Mussels have finally made their mark and people of all social
classes are taking delight in gathering their own bounty, whether
from the sea or the market place. With so many different people
experimenting with what mussels have to offer, it’s understandable
why there are just as many unique ways to prepare them.
Mussels are particularly abundant along the Atlantic
Coast and are gathered in the harbor of it’s seaports.

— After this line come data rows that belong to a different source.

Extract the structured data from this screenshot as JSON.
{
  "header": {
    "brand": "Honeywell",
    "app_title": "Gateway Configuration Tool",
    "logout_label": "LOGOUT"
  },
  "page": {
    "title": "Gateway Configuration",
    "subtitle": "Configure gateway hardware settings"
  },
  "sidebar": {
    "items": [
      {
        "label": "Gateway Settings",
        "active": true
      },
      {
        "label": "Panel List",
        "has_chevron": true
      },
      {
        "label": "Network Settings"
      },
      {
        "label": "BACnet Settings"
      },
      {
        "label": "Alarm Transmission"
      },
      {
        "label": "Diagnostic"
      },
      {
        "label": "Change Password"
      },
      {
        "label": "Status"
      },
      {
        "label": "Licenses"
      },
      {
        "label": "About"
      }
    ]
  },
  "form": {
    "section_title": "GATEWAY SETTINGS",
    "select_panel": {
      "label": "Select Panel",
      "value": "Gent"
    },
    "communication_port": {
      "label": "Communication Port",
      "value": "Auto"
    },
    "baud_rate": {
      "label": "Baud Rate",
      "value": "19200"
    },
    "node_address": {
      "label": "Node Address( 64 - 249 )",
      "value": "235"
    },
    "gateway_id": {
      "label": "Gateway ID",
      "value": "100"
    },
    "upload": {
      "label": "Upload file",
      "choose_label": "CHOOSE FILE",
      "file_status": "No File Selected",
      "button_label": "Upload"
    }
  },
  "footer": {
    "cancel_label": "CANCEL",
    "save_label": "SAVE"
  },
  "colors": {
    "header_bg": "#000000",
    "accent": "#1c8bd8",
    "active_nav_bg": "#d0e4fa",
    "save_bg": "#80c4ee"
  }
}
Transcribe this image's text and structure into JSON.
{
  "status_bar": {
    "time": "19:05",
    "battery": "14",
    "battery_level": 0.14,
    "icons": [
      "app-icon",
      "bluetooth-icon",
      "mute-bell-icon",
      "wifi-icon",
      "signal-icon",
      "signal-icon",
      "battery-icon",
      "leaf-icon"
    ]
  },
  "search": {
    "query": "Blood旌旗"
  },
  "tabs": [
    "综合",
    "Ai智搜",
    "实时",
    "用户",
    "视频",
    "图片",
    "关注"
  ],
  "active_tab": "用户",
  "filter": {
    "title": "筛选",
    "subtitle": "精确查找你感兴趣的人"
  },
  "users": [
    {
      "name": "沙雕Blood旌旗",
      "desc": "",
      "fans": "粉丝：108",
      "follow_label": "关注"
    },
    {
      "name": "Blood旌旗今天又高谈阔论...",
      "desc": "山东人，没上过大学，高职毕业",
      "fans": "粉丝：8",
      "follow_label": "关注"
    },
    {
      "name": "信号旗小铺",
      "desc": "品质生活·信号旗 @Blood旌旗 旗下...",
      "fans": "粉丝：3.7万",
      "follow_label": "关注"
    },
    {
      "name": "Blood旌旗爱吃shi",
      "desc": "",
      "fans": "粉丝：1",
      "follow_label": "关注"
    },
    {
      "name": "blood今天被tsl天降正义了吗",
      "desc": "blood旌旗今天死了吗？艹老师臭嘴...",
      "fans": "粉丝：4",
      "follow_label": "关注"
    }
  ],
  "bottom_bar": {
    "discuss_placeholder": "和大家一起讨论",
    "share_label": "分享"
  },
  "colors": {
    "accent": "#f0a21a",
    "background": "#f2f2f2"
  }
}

Most of today’s mussels are “cultivated”. This
cultivation process entails placing oak poles in long
rows about three feet apart in areas where the mussels
are exposed at low tide. This process allows the mussels
to be thinned and harvested easily. This concept of
farming seafood has been practiced in the Far East well
before 500 B.C.
Two of the most commonly harvested mussels are: the “Blue Mussels” (also known as the “Black Mussels”, served here), followed by the “New Zealand Green Shelled Mussels”.
In preparation, mussels must be scrubbed under cold running water and the black “beard” pulled off. Particular care should be taken to ensure that mussels be alive before cooking. Discard any mussels whose shells do not close when given a slight tap.
Mixture 2 lbs mussels 8 cloves garlic, finely chopped
1/2 cup white wine 2 tbs fresh chopped parsley Freshly ground pepper (to taste) 3 tbs butter 4 pieces of crusty bread (Frizelles)
Sautee garlic and butter in a large sauce pan over medium heat
for one minute. Add the mussels and wine, cook for about four
minutes until mussels open. Shake the pan occasionally while
cooking. Add the fresh ground pepper and parsley. Continue cooking
for two more minutes. Be sure to avoid evaporation of the broth.
Serve in soup plates with broth over the crusty bread. Serves 4 as
an appetizer, 2 as a main course.
Please note: It’s very important to discard any mussel whose shell does not open AFTER cooking.